Ya los de la casa se van acercando
al rincón del patio que adorna la parra,
y el cantor del barrio se sienta, templando,
con mano nerviosa la dulce guitarra.
La misma guitarra, que aun lleva en el cuello
la marca indeleble, la marca salvaje
de aquel despechado que soñó el degüello
del rival dichoso tajeando el cordaje.
Y viene la trova: rimada misiva,
en décimas largas, de amante fiereza,
que escucha insensible la despreciativa
moza, que no quiere salir de la pieza...
La trova que historia sombrías pasiones
de alcohol y de sangre, castigos crueles
agravios mortales de los corazones
y muertes violentas de novias infieles...
Sobre el rostro adusto tiene el guitarrero
viejas cicatrices de cárdeno brillo,
en el pecho un hosco rencor pendenciero
y en los negros ojos la luz del cuchillo.

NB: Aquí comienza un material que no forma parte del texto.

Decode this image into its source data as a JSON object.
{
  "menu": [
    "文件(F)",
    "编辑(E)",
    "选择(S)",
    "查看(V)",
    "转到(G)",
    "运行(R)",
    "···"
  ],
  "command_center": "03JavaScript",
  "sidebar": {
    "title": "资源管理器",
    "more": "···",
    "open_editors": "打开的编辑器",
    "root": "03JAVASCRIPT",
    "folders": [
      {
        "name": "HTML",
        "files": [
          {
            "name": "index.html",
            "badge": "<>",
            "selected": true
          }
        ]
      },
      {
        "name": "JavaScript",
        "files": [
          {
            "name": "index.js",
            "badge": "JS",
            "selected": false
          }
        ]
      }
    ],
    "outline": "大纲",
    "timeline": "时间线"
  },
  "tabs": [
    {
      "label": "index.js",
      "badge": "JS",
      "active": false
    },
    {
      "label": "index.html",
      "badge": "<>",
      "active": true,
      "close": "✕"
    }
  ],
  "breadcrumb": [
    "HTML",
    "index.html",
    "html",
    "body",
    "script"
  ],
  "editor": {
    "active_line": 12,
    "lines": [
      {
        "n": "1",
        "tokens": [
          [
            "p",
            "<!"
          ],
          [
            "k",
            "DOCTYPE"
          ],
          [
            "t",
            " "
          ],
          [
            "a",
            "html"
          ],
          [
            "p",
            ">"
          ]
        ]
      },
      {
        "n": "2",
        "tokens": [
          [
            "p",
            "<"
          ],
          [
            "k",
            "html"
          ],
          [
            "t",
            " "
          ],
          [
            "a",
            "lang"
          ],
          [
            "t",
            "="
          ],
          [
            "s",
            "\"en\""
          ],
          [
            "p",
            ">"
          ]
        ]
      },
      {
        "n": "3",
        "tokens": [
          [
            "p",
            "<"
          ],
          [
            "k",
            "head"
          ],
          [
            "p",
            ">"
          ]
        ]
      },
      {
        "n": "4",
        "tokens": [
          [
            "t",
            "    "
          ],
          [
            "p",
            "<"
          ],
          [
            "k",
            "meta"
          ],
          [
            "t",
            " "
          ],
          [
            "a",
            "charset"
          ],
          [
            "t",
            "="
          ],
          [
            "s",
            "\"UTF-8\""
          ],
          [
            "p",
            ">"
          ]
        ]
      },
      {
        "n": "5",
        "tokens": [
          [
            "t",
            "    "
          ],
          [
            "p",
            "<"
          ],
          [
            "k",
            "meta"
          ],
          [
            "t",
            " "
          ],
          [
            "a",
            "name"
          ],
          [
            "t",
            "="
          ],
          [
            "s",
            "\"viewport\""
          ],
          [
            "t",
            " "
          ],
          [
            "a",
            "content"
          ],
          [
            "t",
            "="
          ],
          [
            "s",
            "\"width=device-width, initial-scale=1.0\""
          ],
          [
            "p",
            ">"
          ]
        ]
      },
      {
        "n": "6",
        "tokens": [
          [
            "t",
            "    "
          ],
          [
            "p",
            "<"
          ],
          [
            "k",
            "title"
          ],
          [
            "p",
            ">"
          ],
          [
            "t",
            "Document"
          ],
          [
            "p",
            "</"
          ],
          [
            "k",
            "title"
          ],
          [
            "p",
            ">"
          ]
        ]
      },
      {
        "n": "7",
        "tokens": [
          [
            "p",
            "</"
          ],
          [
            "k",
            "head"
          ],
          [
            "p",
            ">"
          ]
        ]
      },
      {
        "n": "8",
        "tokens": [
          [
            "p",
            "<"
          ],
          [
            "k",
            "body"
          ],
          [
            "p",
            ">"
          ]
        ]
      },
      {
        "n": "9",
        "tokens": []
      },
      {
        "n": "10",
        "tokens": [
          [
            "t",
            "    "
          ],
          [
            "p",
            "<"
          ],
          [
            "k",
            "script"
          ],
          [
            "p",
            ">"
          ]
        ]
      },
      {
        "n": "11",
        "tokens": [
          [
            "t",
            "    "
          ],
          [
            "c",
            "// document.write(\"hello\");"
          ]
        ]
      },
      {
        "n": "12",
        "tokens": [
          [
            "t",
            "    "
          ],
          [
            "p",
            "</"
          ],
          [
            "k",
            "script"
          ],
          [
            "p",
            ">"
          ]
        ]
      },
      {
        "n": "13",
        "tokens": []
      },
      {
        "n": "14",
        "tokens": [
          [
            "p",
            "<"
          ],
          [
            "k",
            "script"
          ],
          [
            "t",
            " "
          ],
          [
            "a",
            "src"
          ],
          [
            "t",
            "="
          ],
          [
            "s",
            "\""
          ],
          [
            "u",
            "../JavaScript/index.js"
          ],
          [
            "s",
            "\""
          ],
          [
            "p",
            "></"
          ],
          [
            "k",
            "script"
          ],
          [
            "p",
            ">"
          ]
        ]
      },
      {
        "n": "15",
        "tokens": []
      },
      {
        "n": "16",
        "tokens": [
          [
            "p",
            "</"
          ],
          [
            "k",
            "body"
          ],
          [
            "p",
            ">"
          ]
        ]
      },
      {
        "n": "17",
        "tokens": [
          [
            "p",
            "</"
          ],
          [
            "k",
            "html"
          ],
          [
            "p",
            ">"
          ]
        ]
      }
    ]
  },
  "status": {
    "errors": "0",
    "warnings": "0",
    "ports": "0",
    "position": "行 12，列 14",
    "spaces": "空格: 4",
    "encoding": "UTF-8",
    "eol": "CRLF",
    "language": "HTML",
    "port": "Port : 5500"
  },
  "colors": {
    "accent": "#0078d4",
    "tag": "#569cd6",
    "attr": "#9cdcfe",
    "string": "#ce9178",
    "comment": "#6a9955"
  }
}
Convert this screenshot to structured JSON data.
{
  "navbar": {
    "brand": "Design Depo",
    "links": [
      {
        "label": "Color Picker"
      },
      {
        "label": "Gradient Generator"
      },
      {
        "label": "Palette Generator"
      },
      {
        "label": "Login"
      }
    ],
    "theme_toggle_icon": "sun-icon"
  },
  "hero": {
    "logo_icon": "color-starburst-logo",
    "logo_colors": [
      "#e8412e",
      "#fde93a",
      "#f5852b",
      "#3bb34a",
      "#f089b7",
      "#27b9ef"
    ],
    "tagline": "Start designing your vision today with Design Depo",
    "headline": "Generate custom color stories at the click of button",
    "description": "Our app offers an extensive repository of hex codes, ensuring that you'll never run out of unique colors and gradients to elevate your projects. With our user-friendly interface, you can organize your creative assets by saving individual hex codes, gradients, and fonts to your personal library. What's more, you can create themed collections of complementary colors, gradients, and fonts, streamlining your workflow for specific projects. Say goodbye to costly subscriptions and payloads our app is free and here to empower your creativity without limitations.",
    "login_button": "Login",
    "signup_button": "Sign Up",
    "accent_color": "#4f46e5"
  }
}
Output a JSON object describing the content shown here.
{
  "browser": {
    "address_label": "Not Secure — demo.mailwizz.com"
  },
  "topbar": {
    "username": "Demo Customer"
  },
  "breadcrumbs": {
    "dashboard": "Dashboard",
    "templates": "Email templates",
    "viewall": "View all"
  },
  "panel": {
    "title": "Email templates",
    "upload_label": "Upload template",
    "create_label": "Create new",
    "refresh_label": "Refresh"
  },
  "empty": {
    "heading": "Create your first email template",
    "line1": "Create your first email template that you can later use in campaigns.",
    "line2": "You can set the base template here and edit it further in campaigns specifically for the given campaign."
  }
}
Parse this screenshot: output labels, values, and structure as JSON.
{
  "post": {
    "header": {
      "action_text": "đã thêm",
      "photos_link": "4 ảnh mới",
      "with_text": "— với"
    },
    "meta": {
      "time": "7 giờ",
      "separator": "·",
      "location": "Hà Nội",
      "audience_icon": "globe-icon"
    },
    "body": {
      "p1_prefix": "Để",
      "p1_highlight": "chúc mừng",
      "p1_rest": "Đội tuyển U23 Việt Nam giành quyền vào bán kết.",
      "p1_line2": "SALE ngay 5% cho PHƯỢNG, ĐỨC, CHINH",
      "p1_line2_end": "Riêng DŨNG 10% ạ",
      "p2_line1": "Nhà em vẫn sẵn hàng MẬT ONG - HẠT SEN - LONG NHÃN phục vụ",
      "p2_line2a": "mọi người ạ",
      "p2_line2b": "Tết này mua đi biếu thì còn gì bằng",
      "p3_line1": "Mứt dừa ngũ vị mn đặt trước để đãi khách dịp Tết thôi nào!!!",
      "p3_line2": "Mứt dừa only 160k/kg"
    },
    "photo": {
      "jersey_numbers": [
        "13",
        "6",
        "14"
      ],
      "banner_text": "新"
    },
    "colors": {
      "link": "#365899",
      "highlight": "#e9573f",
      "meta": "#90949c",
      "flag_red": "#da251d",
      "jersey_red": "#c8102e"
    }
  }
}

Y muestra, insolente, pues se va exaltando,
su bestial cinismo de alma atravesada:
¡Palermo le ha oído quejarse, cantando
celos que preceden a la puñalada!
Y no es para el otro su constante enojo...
¡A ese desgraciado que a golpes maneja,
le hace el mismo caso, por bruto y por flojo,
que al pucho que olvida detrás de la oreja!
¡Pues tiene unas ganas su altivez airada
de concluir con todas las habladurías!...
¡Tan capaz se siente de hacer una hombrada
de la que hable el barrio tres o cuatro días!..
...Y con la rudeza de un gesto rimado,
la canción que dice la pena del mozo
termina en un ronco lamento angustiado,
como una amenaza que acaba en sollozo!